Every market will inevitably face challenges, and crypto is no exception. However, a key sign of maturity is how the market reacts to negative events. The recent Bybit hack, which occurred late last week, is a case in point—while significant, it did not trigger widespread panic.
Thus, we can point out two potential positive takeaways:
1) As shown in the chart, ETH prices (and the broader crypto market) experienced limited impact and have already rebounded, surpassing pre-incident levels.
2) Allegedly (pending audit confirmation), the exchange replenished its ETH reserves after a $1.4 billion exploit.
Market Highlights
Bybit suffered the largest crypto hack in history
On February 21, a hacker stole $1.4 billion from Bybit, after accessing an Ethereum cold wallet and exploiting their flawed security practices.
The exchange claims to have filled the gap in its ETH reserves after the incident.
Despite the events, market impact was relatively minor compared to past events like BOJ hikes, which suggests a growing market maturity when it comes to short-term shocks.
Digital ledgers to settle transactions in ECB
The European Central Bank is planning to establish a system to use a digital ledger-based system to settle transactions in their database.
This could signal a significant institutional use case for blockchain technology, marking another step towards broader institutional adoption.
SEC new unit to protect against fraud in crypto
SEC announced the creation of a new unit aimed at protecting investors from frauds related to crypto and AI.
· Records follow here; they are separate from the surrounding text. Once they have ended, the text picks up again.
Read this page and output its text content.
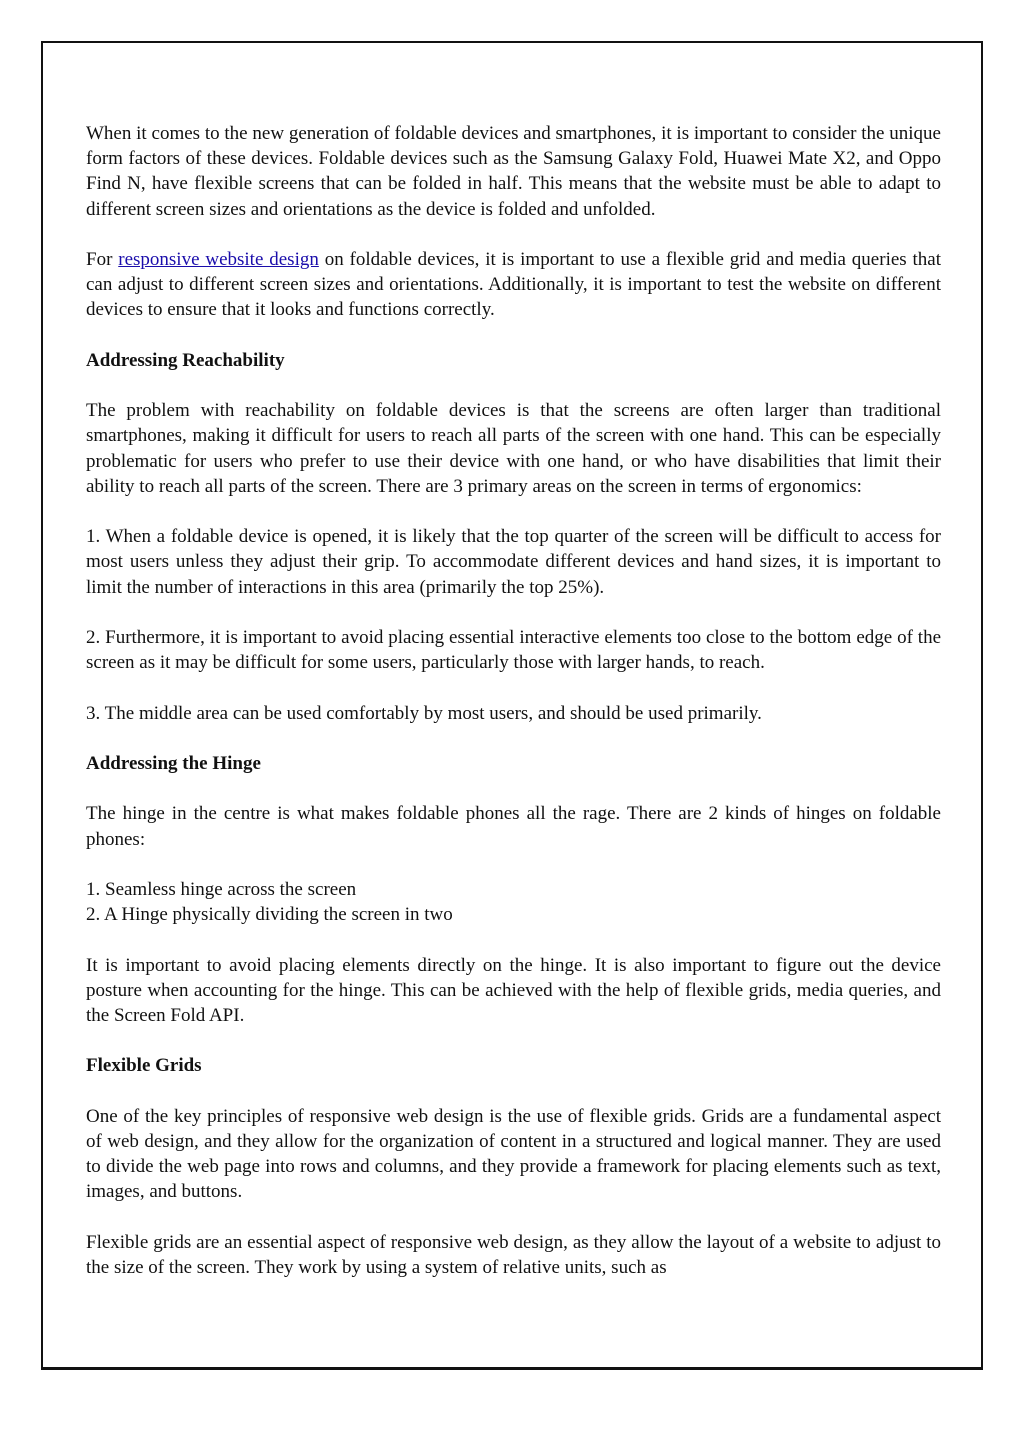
When it comes to the new generation of foldable devices and smartphones, it is important to consider the unique form factors of these devices. Foldable devices such as the Samsung Galaxy Fold, Huawei Mate X2, and Oppo Find N, have flexible screens that can be folded in half. This means that the website must be able to adapt to different screen sizes and orientations as the device is folded and unfolded.

For responsive website design on foldable devices, it is important to use a flexible grid and media queries that can adjust to different screen sizes and orientations. Additionally, it is important to test the website on different devices to ensure that it looks and functions correctly.

Addressing Reachability

The problem with reachability on foldable devices is that the screens are often larger than traditional smartphones, making it difficult for users to reach all parts of the screen with one hand. This can be especially problematic for users who prefer to use their device with one hand, or who have disabilities that limit their ability to reach all parts of the screen. There are 3 primary areas on the screen in terms of ergonomics:

1. When a foldable device is opened, it is likely that the top quarter of the screen will be difficult to access for most users unless they adjust their grip. To accommodate different devices and hand sizes, it is important to limit the number of interactions in this area (primarily the top 25%).

2. Furthermore, it is important to avoid placing essential interactive elements too close to the bottom edge of the screen as it may be difficult for some users, particularly those with larger hands, to reach.

3. The middle area can be used comfortably by most users, and should be used primarily.

Addressing the Hinge

The hinge in the centre is what makes foldable phones all the rage. There are 2 kinds of hinges on foldable phones:

1. Seamless hinge across the screen

2. A Hinge physically dividing the screen in two

It is important to avoid placing elements directly on the hinge. It is also important to figure out the device posture when accounting for the hinge. This can be achieved with the help of flexible grids, media queries, and the Screen Fold API.

Flexible Grids

One of the key principles of responsive web design is the use of flexible grids. Grids are a fundamental aspect of web design, and they allow for the organization of content in a structured and logical manner. They are used to divide the web page into rows and columns, and they provide a framework for placing elements such as text, images, and buttons.

Flexible grids are an essential aspect of responsive web design, as they allow the layout of a website to adjust to the size of the screen. They work by using a system of relative units, such as
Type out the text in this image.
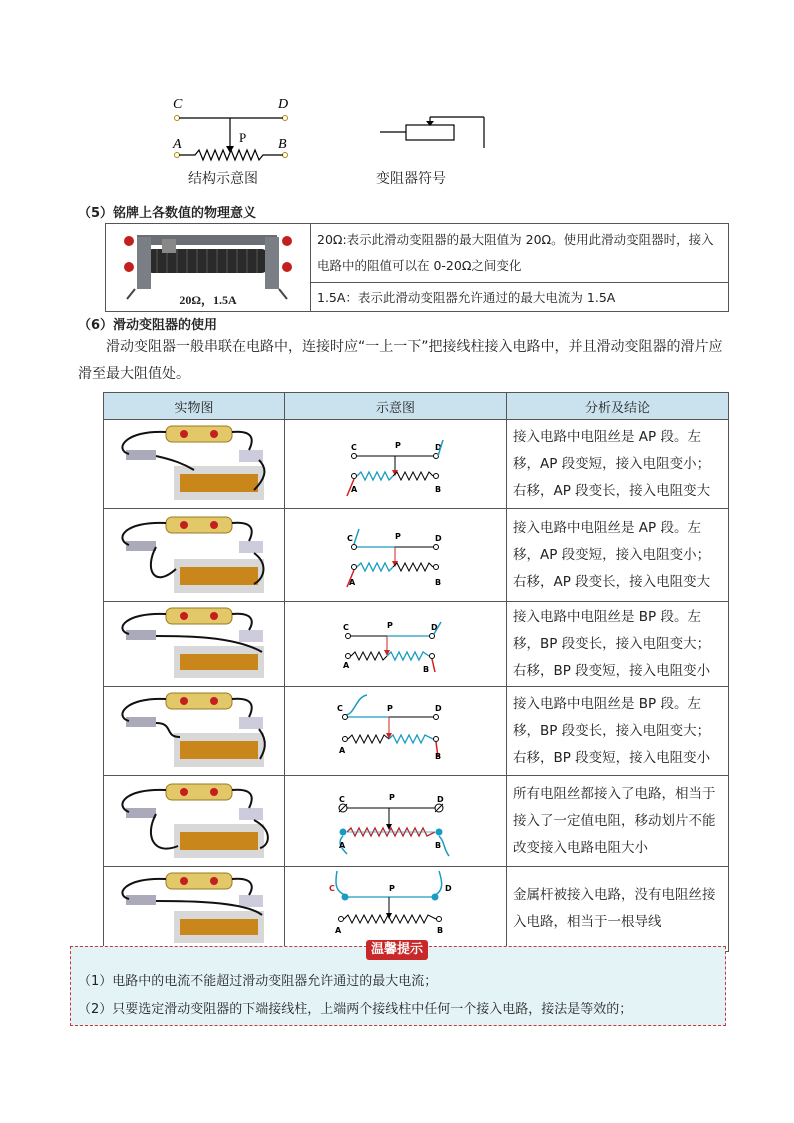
C	D
P
A	B
结构示意图	变阻器符号
（5）铭牌上各数值的物理意义
20Ω，1.5A
	20Ω:表示此滑动变阻器的最大阻值为 20Ω。使用此滑动变阻器时，接入电路中的阻值可以在 0-20Ω之间变化
1.5A：表示此滑动变阻器允许通过的最大电流为 1.5A
（6）滑动变阻器的使用
滑动变阻器一般串联在电路中，连接时应“一上一下”把接线柱接入电路中，并且滑动变阻器的滑片应滑至最大阻值处。
实物图	示意图	分析及结论

C P D
A B	接入电路中电阻丝是 AP 段。左移，AP 段变短，接入电阻变小；右移，AP 段变长，接入电阻变大

C P D
A B	接入电路中电阻丝是 AP 段。左移，AP 段变短，接入电阻变小；右移，AP 段变长，接入电阻变大

C P D
A B	接入电路中电阻丝是 BP 段。左移，BP 段变长，接入电阻变大；右移，BP 段变短，接入电阻变小

C P D
A
B	接入电路中电阻丝是 BP 段。左移，BP 段变长，接入电阻变大；右移，BP 段变短，接入电阻变小

C P D
A B	所有电阻丝都接入了电路，相当于接入了一定值电阻，移动划片不能改变接入电路电阻大小

C P D
A B	金属杆被接入电路，没有电阻丝接入电路，相当于一根导线
温馨提示
（1）电路中的电流不能超过滑动变阻器允许通过的最大电流；
（2）只要选定滑动变阻器的下端接线柱，上端两个接线柱中任何一个接入电路，接法是等效的；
This once again underscores the new administration’s focus on advancing security and regulatory developments in the crypto industry, potentially serving as another strong tailwind for future adoption.
Market Metrics
The NCITM had another sideways week (-1.3%), with strong headwinds like the Bybit exploit widening the gap between NCITM and other asset classes. Given this month’s challenges and ongoing regulatory developments, this movement was largely expected. However, as we’ve noted in previous insights, these long-term developments could become a strong catalyst for crypto performance in 2025.